La facture adressée à Mme [I] le 4 mars 2021 comporte le détail des diligences effectuées par Me [H], certes avec deux erreurs concernant les forfaits appliqués au rendez-vous initial et à l'ouverture sur lesquelles ce dernier avait apporté une explication et qui ont été rectifiées par l'ordonnance de taxe du Bâtonnier.
Les conclusions établies en vue de l'audience du 25 janvier 2021 devant le juge aux affaires familiales sont particulièrement bien motivées et complètes. Elles auraient pu permettre une facturation selon le taux horaire appliqué au temps passé qui était supérieure à celle contractuellement prévue, dont l'ordonnance de taxe a fait une juste application.
Par ailleurs, les diligences effectuées par Me [H] sont dûment justifiées par celui-ci à l'exception des diligences facturées au titre du report d'audience du 20 octobre 2020 dont il n'indique pas les raisons alors que Mme [I] a soutenu, sans être contredite, qu'il résultait d'un empêchement de Me [H].
La somme correspondante de 125 € HT sera donc déduite du montant des honoraires facturés par Me [H].
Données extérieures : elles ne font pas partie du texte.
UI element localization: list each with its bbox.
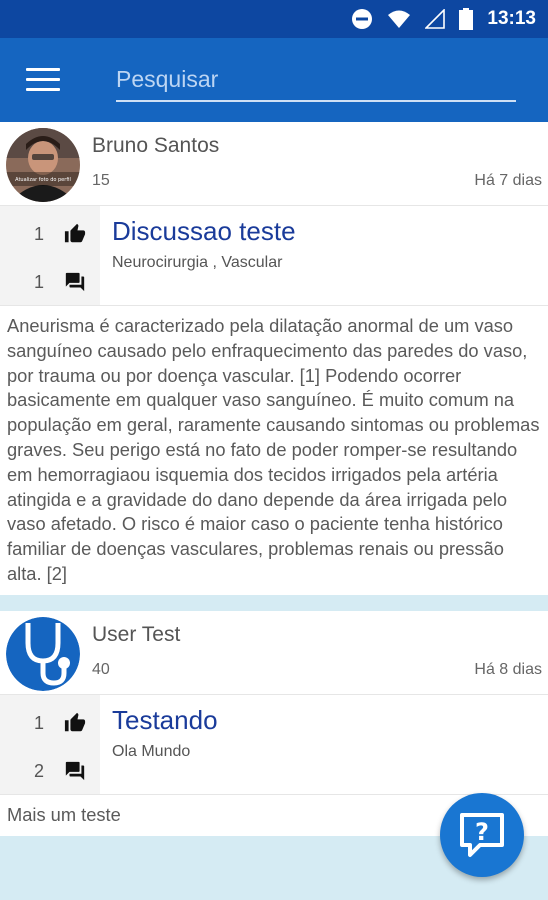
svg-text:?: ? [475, 818, 489, 846]
author-name[interactable]: Bruno Santos [92, 134, 219, 158]
topic-tags: Neurocirurgia , Vascular [112, 254, 283, 271]
app-bar [0, 38, 548, 122]
card-divider [0, 594, 548, 611]
topic-tags: Ola Mundo [112, 742, 191, 760]
like-counter[interactable]: 1 [0, 709, 100, 739]
topic-title[interactable]: Discussao teste [112, 216, 296, 247]
counters: 1 2 [0, 694, 100, 794]
search-input[interactable] [116, 58, 516, 102]
comment-count: 1 [33, 272, 44, 292]
like-count: 1 [33, 224, 44, 244]
feed: Atualizar foto do perfil Bruno Santos 15… [0, 122, 548, 852]
thumbs-up-icon[interactable] [64, 712, 86, 734]
profile-photo: Atualizar foto do perfil [6, 128, 80, 202]
author-row: Atualizar foto do perfil Bruno Santos 15… [0, 122, 548, 206]
avatar[interactable] [6, 616, 80, 691]
post-date: Há 7 dias [474, 172, 542, 189]
menu-icon[interactable] [26, 68, 60, 92]
like-count: 1 [33, 712, 44, 733]
comment-icon[interactable] [64, 760, 86, 782]
like-counter[interactable]: 1 [0, 220, 100, 250]
comment-count: 2 [33, 760, 44, 781]
do-not-disturb-icon [352, 9, 373, 29]
topic-row: 1 1 Discussao teste Neurocirurgia , Vasc… [0, 206, 548, 306]
author-score: 40 [92, 660, 110, 678]
topic-title[interactable]: Testando [112, 705, 218, 736]
help-fab-button[interactable]: ? [440, 793, 524, 877]
signal-icon [425, 9, 446, 29]
topic-row: 1 2 Testando Ola Mundo [0, 694, 548, 795]
avatar[interactable]: Atualizar foto do perfil [6, 128, 80, 202]
avatar-caption: Atualizar foto do perfil [15, 177, 71, 183]
post-body: Aneurisma é caracterizado pela dilatação… [7, 315, 540, 584]
clock: 13:13 [487, 8, 536, 29]
author-name[interactable]: User Test [92, 623, 180, 647]
author-score: 15 [92, 172, 110, 189]
post-date: Há 8 dias [474, 660, 542, 678]
comment-counter[interactable]: 2 [0, 757, 100, 787]
comment-counter[interactable]: 1 [0, 268, 100, 298]
comment-icon[interactable] [64, 271, 86, 293]
post-card: Atualizar foto do perfil Bruno Santos 15… [0, 122, 548, 595]
counters: 1 1 [0, 206, 100, 305]
battery-icon [459, 8, 474, 30]
status-bar: 13:13 [0, 0, 548, 38]
wifi-icon [388, 10, 411, 28]
author-row: User Test 40 Há 8 dias [0, 611, 548, 695]
help-chat-icon: ? [460, 813, 504, 857]
stethoscope-avatar-icon [6, 616, 80, 691]
thumbs-up-icon[interactable] [64, 223, 86, 245]
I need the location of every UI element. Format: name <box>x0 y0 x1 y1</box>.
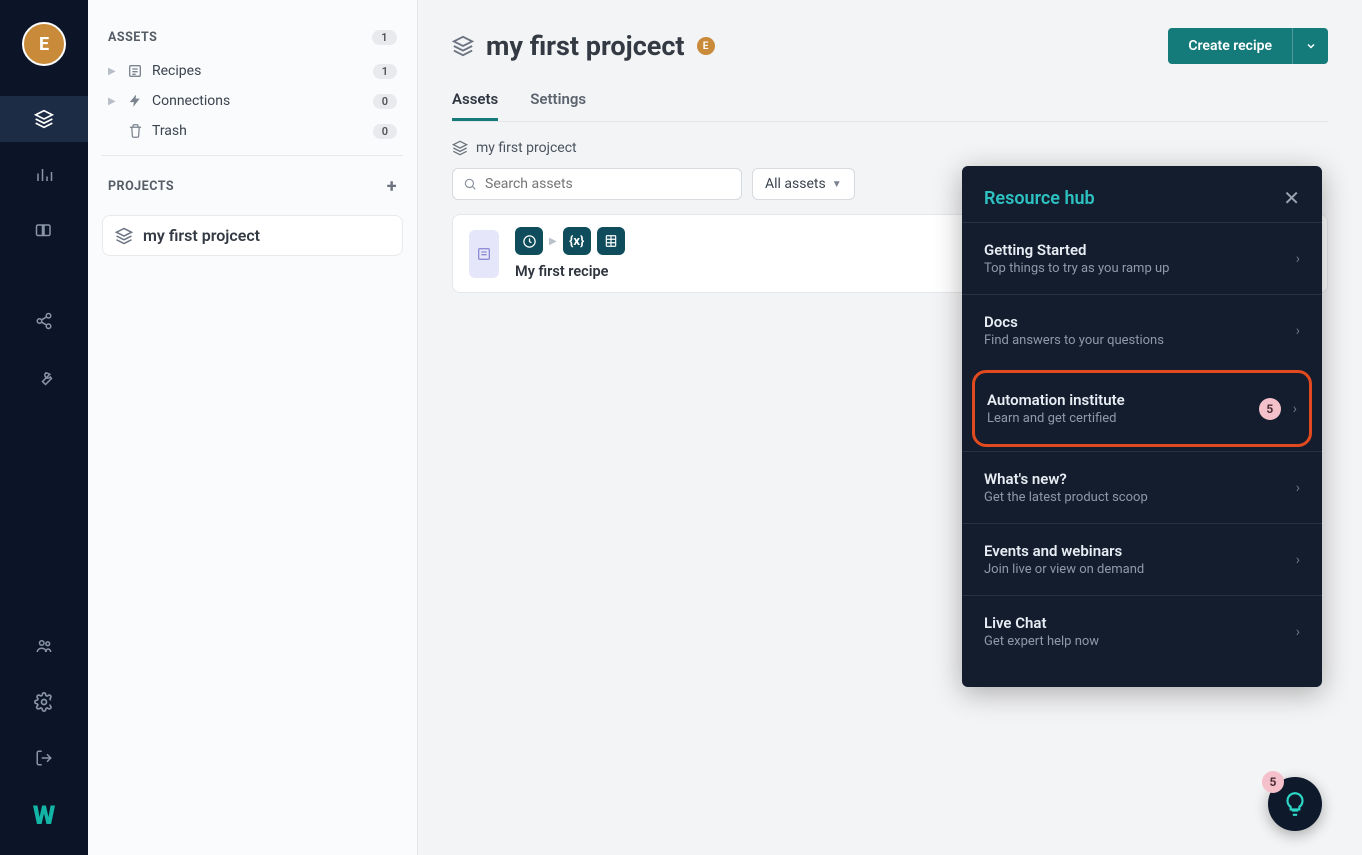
tab-settings[interactable]: Settings <box>530 90 586 121</box>
sidebar-item-trash[interactable]: Trash 0 <box>102 117 403 145</box>
sidebar-item-connections[interactable]: ▶ Connections 0 <box>102 87 403 115</box>
hub-item-subtitle: Top things to try as you ramp up <box>984 261 1296 276</box>
assets-section-header: ASSETS 1 <box>102 20 403 55</box>
hub-item-getting-started[interactable]: Getting Started Top things to try as you … <box>962 222 1322 294</box>
nav-library-icon[interactable] <box>0 208 88 254</box>
stack-icon <box>452 140 468 156</box>
resource-hub-title: Resource hub <box>984 188 1095 209</box>
sidebar: ASSETS 1 ▶ Recipes 1 ▶ Connections 0 Tra… <box>88 0 418 855</box>
projects-label: PROJECTS <box>108 179 174 194</box>
arrow-right-icon: ▶ <box>549 236 557 247</box>
caret-right-icon: ▶ <box>108 66 118 77</box>
hub-item-docs[interactable]: Docs Find answers to your questions› <box>962 294 1322 366</box>
nav-logout-icon[interactable] <box>0 735 88 781</box>
tabs: Assets Settings <box>452 90 1328 122</box>
connections-count: 0 <box>373 94 397 109</box>
hub-item-title: Getting Started <box>984 241 1296 259</box>
nav-projects-icon[interactable] <box>0 96 88 142</box>
hub-item-badge: 5 <box>1259 398 1281 420</box>
breadcrumb: my first projcect <box>452 140 1328 156</box>
hub-item-title: What's new? <box>984 470 1296 488</box>
recipe-icon <box>126 63 144 79</box>
sidebar-project-item[interactable]: my first projcect <box>102 215 403 256</box>
search-input[interactable] <box>485 176 731 192</box>
connections-label: Connections <box>152 93 365 109</box>
chevron-right-icon: › <box>1296 552 1300 568</box>
assets-count: 1 <box>372 30 397 45</box>
chevron-right-icon: › <box>1296 624 1300 640</box>
trash-label: Trash <box>152 123 365 139</box>
tab-assets[interactable]: Assets <box>452 90 498 121</box>
sidebar-item-recipes[interactable]: ▶ Recipes 1 <box>102 57 403 85</box>
trash-count: 0 <box>373 124 397 139</box>
owner-badge: E <box>697 37 715 55</box>
caret-down-icon: ▼ <box>832 179 842 190</box>
hub-item-title: Docs <box>984 313 1296 331</box>
avatar[interactable]: E <box>22 22 66 66</box>
projects-section-header: PROJECTS + <box>102 166 403 207</box>
trash-icon <box>126 123 144 139</box>
divider <box>102 155 403 156</box>
filter-dropdown[interactable]: All assets ▼ <box>752 168 855 200</box>
chevron-right-icon: › <box>1296 480 1300 496</box>
close-icon[interactable]: ✕ <box>1283 186 1300 210</box>
nav-rail: E W <box>0 0 88 855</box>
sheet-icon <box>597 227 625 255</box>
filter-label: All assets <box>765 176 826 192</box>
hub-item-title: Automation institute <box>987 391 1259 409</box>
clock-icon <box>515 227 543 255</box>
stack-icon <box>115 227 133 245</box>
hub-item-subtitle: Learn and get certified <box>987 411 1259 426</box>
nav-share-icon[interactable] <box>0 298 88 344</box>
add-project-button[interactable]: + <box>387 176 397 197</box>
hub-item-automation-institute[interactable]: Automation institute Learn and get certif… <box>972 370 1312 447</box>
nav-tools-icon[interactable] <box>0 354 88 400</box>
hub-item-what-s-new-[interactable]: What's new? Get the latest product scoop› <box>962 451 1322 523</box>
resource-hub-panel: Resource hub ✕ Getting Started Top things… <box>962 166 1322 687</box>
chevron-right-icon: › <box>1296 323 1300 339</box>
nav-dashboard-icon[interactable] <box>0 152 88 198</box>
recipe-type-icon <box>469 230 499 278</box>
fab-badge: 5 <box>1262 771 1284 793</box>
nav-settings-icon[interactable] <box>0 679 88 725</box>
page-title: my first projcect <box>486 30 685 62</box>
assets-label: ASSETS <box>108 30 157 45</box>
help-fab[interactable]: 5 <box>1268 777 1322 831</box>
hub-item-live-chat[interactable]: Live Chat Get expert help now› <box>962 595 1322 667</box>
search-icon <box>463 177 477 191</box>
nav-team-icon[interactable] <box>0 623 88 669</box>
hub-item-subtitle: Join live or view on demand <box>984 562 1296 577</box>
chevron-right-icon: › <box>1293 401 1297 417</box>
hub-item-subtitle: Get expert help now <box>984 634 1296 649</box>
hub-item-events-and-webinars[interactable]: Events and webinars Join live or view on … <box>962 523 1322 595</box>
caret-right-icon: ▶ <box>108 96 118 107</box>
breadcrumb-label: my first projcect <box>476 140 577 156</box>
hub-item-subtitle: Find answers to your questions <box>984 333 1296 348</box>
hub-item-title: Live Chat <box>984 614 1296 632</box>
variable-icon: {x} <box>563 227 591 255</box>
create-recipe-button[interactable]: Create recipe <box>1168 28 1292 64</box>
main-panel: my first projcect E Create recipe Assets… <box>418 0 1362 855</box>
bolt-icon <box>126 93 144 109</box>
project-name: my first projcect <box>143 226 260 245</box>
search-input-wrapper[interactable] <box>452 168 742 200</box>
hub-item-subtitle: Get the latest product scoop <box>984 490 1296 505</box>
create-recipe-dropdown[interactable] <box>1292 28 1328 64</box>
recipes-count: 1 <box>373 64 397 79</box>
hub-item-title: Events and webinars <box>984 542 1296 560</box>
brand-logo: W <box>33 801 56 831</box>
recipes-label: Recipes <box>152 63 365 79</box>
chevron-right-icon: › <box>1296 251 1300 267</box>
stack-icon <box>452 35 474 57</box>
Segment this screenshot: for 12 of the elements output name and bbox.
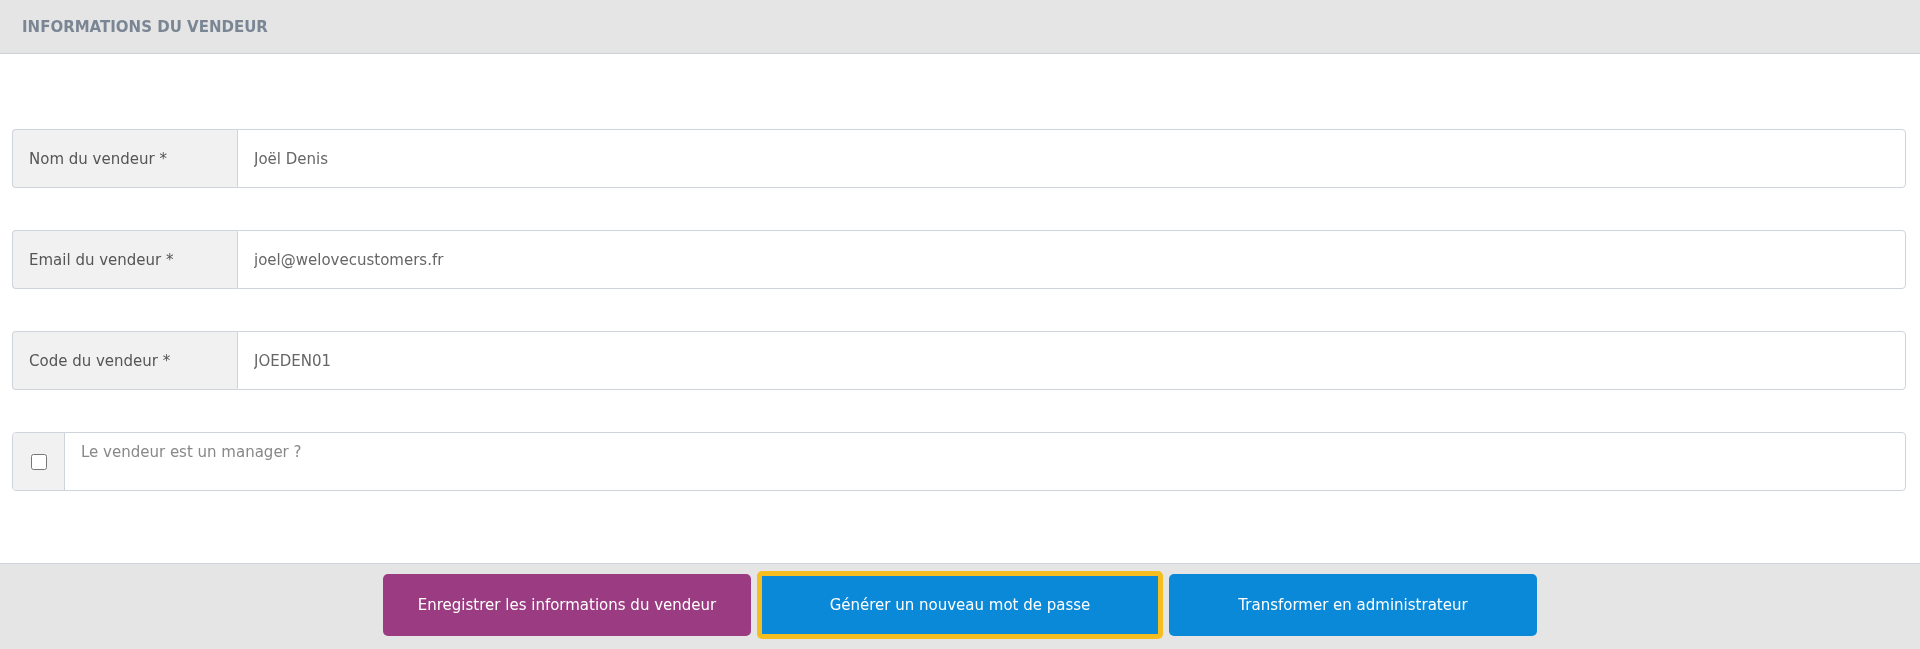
action-button[interactable]: Enregistrer les informations du vendeur	[383, 574, 751, 636]
input-field[interactable]: JOEDEN01	[237, 331, 1906, 390]
input-field[interactable]: Joël Denis	[237, 129, 1906, 188]
panel-title: INFORMATIONS DU VENDEUR	[22, 17, 268, 36]
field-label: Code du vendeur *	[12, 331, 237, 390]
action-button[interactable]: Transformer en administrateur	[1169, 574, 1537, 636]
input-field[interactable]: joel@welovecustomers.fr	[237, 230, 1906, 289]
field-label: Nom du vendeur *	[12, 129, 237, 188]
checkbox[interactable]	[30, 453, 47, 470]
checkbox-label: Le vendeur est un manager ?	[80, 442, 303, 463]
field-label: Email du vendeur *	[12, 230, 237, 289]
action-button[interactable]: Générer un nouveau mot de passe	[757, 571, 1163, 639]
Me [H] ayant par ailleurs annulé la remise de 1 854,17 € HT mentionnée dans la facture émise le 4 mars 2021, il s'ensuit que le montant des honoraires dus par Mme [I] doit être fixé à la somme de 3 325 € HT, soit de 3990 € TTC.
Mme [I], qui succombe pour l'essentiel, sera condamnée au paiement des dépens de l'instance.
Eu égard aux situations respectives des parties, il n'apparaît inéquitable de laisser à Me [L] [H] la charge de ses frais irrépétibles et de le débouter en conséquence de sa demande en paiement de la somme de 2 000 € au titre de l'article 700 du code de procédure civile.
PAR CES MOTIFS
Statuant publiquement, contradictoirement en matière de contestation d'honoraires d'avocat;
- Infirmons l'ordonnance rendue par M. le Bâtonnier de l'ordre des avociats au barreau de Nice le 23 novembre 2021 ;
et Statuant à nouveau :
- Fixons les honoraires dus par Mme [D] [I] à Me [L] [H] à la somme de
3 325 € HT, soit 3 990 € TTC et condamnons en tant que de besoin Mme [D] [I] à payer à Me [L] [H] le solde de ceux-ci, soit la somme de 2 850 € (deux mille huit cent cinquante euros), déduction faire des provisions déjà acquittées ;
- Déboutons Me [L] [H] de sa demande en paiement de la somme de 2 000 € au titre de l'article 700 du code de procédure civile ;
- Condamnons Mme [D] [I] au paiement des dépens de l'instance.